The Queen is the main antagonist of the Italian fairy tale, Sun, Moon, and Talia, by Giambattista Basile. This is the original version of Sleeping Beauty.

Sun, Moon, and Talia

When she started to notice how her husband, the King, had always mentioned Talia, and her two children Sun and Moon, in his sleep, she began to realize that her husband cheated on her with another woman. The next day, she went to her secretary to inquire his answer on her husband's mysterious admirer. The secretary explained to her that he knew Talia, and that he had children through her. She then orders her secretary to bring the two children to her. After the secretary had done what she had requested unto him, she goes to her royal cook, and she orders him to cook the two children alive, and then serve them in several dishes to her unsuspecting husband. The cook went against her wishes, and he hid the children and cooked two lambs for his ruler instead. Because the Queen had no idea that the King was actually eating lamb, she continually mocked her husband for seemingly eating his own children.

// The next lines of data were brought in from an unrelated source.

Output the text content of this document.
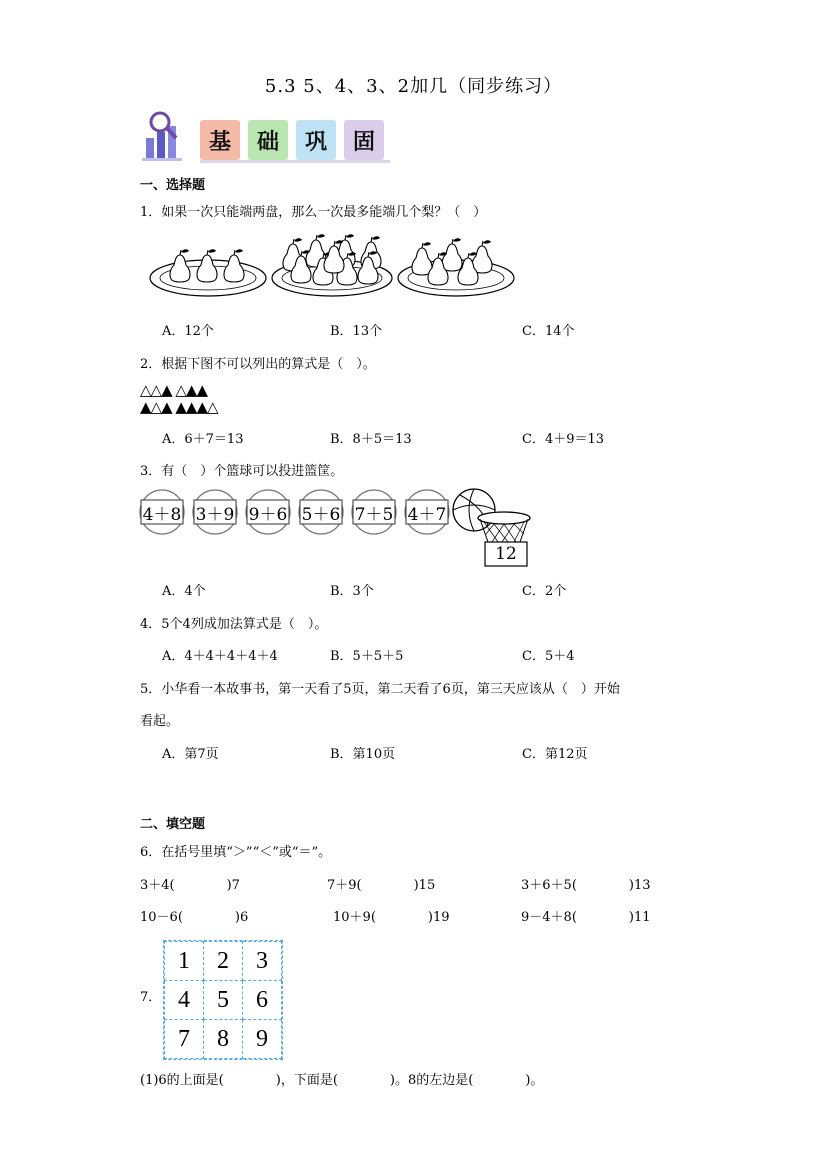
5.3 5、4、3、2加几（同步练习）
基 础 巩 固
一、选择题
1．如果一次只能端两盘，那么一次最多能端几个梨？（　）
A．12个	B．13个	C．14个
2．根据下图不可以列出的算式是（　）。
△△▲ △▲▲
▲△▲ ▲▲▲△
A．6＋7＝13	B．8＋5＝13	C．4＋9＝13
3．有（　）个篮球可以投进篮筐。
4＋8 3＋9 9＋6 5＋6 7＋5 4＋7
12
A．4个	B．3个	C．2个
4．5个4列成加法算式是（　）。
A．4＋4＋4＋4＋4	B．5＋5＋5	C．5＋4
5．小华看一本故事书，第一天看了5页，第二天看了6页，第三天应该从（　）开始
看起。
A．第7页	B．第10页	C．第12页
二、填空题
6．在括号里填“＞”“＜”或“＝”。
3＋4(　　　　)7	7＋9(　　　　)15	3＋6＋5(　　　　)13
10－6(　　　　)6	10＋9(　　　　)19	9－4＋8(　　　　)11
7．
1	2	3
4	5	6
7	8	9
(1)6的上面是(　　　　)，下面是(　　　　)。8的左边是(　　　　)。
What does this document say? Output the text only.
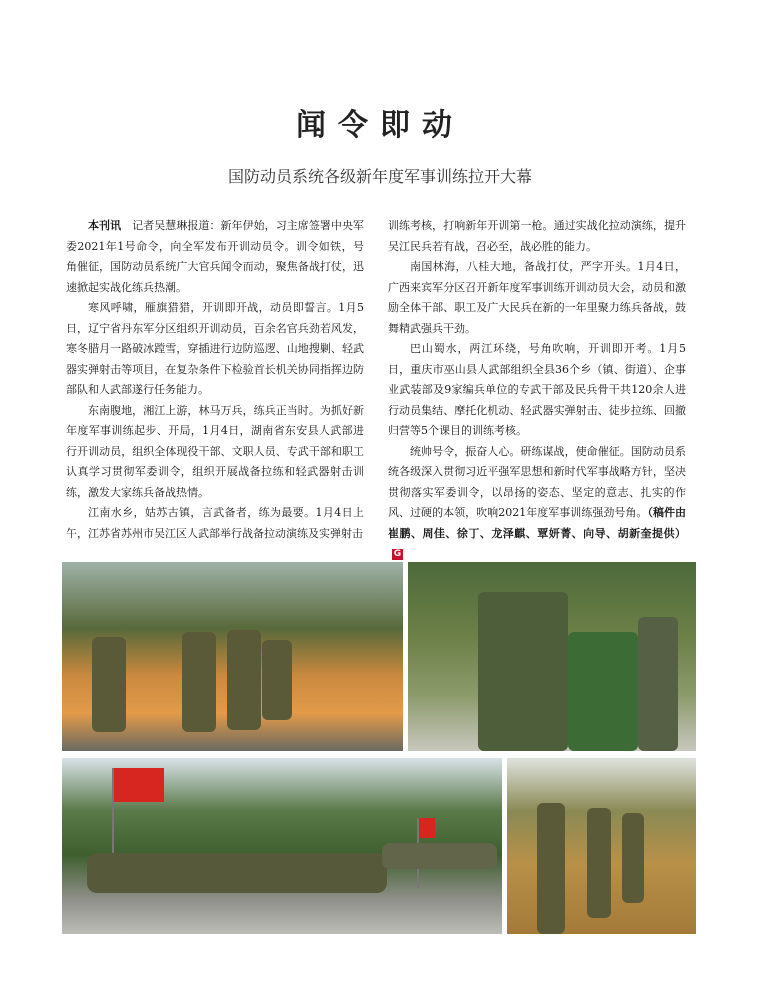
闻令即动
国防动员系统各级新年度军事训练拉开大幕

本刊讯　 记者吴慧琳报道：新年伊始，习主席签署中央军委2021年1号命令，向全军发布开训动员令。训令如铁，号角催征，国防动员系统广大官兵闻令而动，聚焦备战打仗，迅速掀起实战化练兵热潮。

寒风呼啸，雁旗猎猎，开训即开战，动员即誓言。1月5日，辽宁省丹东军分区组织开训动员，百余名官兵劲若风发，寒冬腊月一路破冰蹚雪，穿插进行边防巡逻、山地搜剿、轻武器实弹射击等项目，在复杂条件下检验首长机关协同指挥边防部队和人武部遂行任务能力。

东南腹地，湘江上游，林马万兵，练兵正当时。为抓好新年度军事训练起步、开局，1月4日，湖南省东安县人武部进行开训动员，组织全体现役干部、文职人员、专武干部和职工认真学习贯彻军委训令，组织开展战备拉练和轻武器射击训练，激发大家练兵备战热情。

江南水乡，姑苏古镇，言武备者，练为最要。1月4日上午，江苏省苏州市吴江区人武部举行战备拉动演练及实弹射击

训练考核，打响新年开训第一枪。通过实战化拉动演练，提升吴江民兵若有战，召必至，战必胜的能力。

南国林海，八桂大地，备战打仗，严字开头。1月4日，广西来宾军分区召开新年度军事训练开训动员大会，动员和激励全体干部、职工及广大民兵在新的一年里聚力练兵备战，鼓舞精武强兵干劲。

巴山蜀水，两江环绕，号角吹响，开训即开考。1月5日，重庆市巫山县人武部组织全县36个乡（镇、街道）、企事业武装部及9家编兵单位的专武干部及民兵骨干共120余人进行动员集结、摩托化机动、轻武器实弹射击、徒步拉练、回撤归营等5个课目的训练考核。

统帅号令，振奋人心。研练谋战，使命催征。国防动员系统各级深入贯彻习近平强军思想和新时代军事战略方针，坚决贯彻落实军委训令，以昂扬的姿态、坚定的意志、扎实的作风、过硬的本领，吹响2021年度军事训练强劲号角。（稿件由崔鹏、周佳、徐丁、龙泽麒、覃妍菁、向导、胡新奎提供）G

Later on, still not satisfied with her cruelty, she then makes a decree to send Talia herself to the palace. The guards did as she said, and they soon brought the young girl to her. She then demanded to her guards that she should be thrown into a great bonfire on the floor. When Talia was desperately pleading for her life, the Queen simply asks her to strip down and to give her clothes to her, stating that those clothes didn't deserve to burn with a lowly person.

Thankfully, the King himself barged in at the right moment, and he then sentences his wife to death. The Queen requested that she take her valuable clothes off first so that they wouldn't burn with her, and after this was done, she was thrown into the great bonfire that she had set up for Talia. The King and Talia soon marry afterwards, and they lived happily ever after.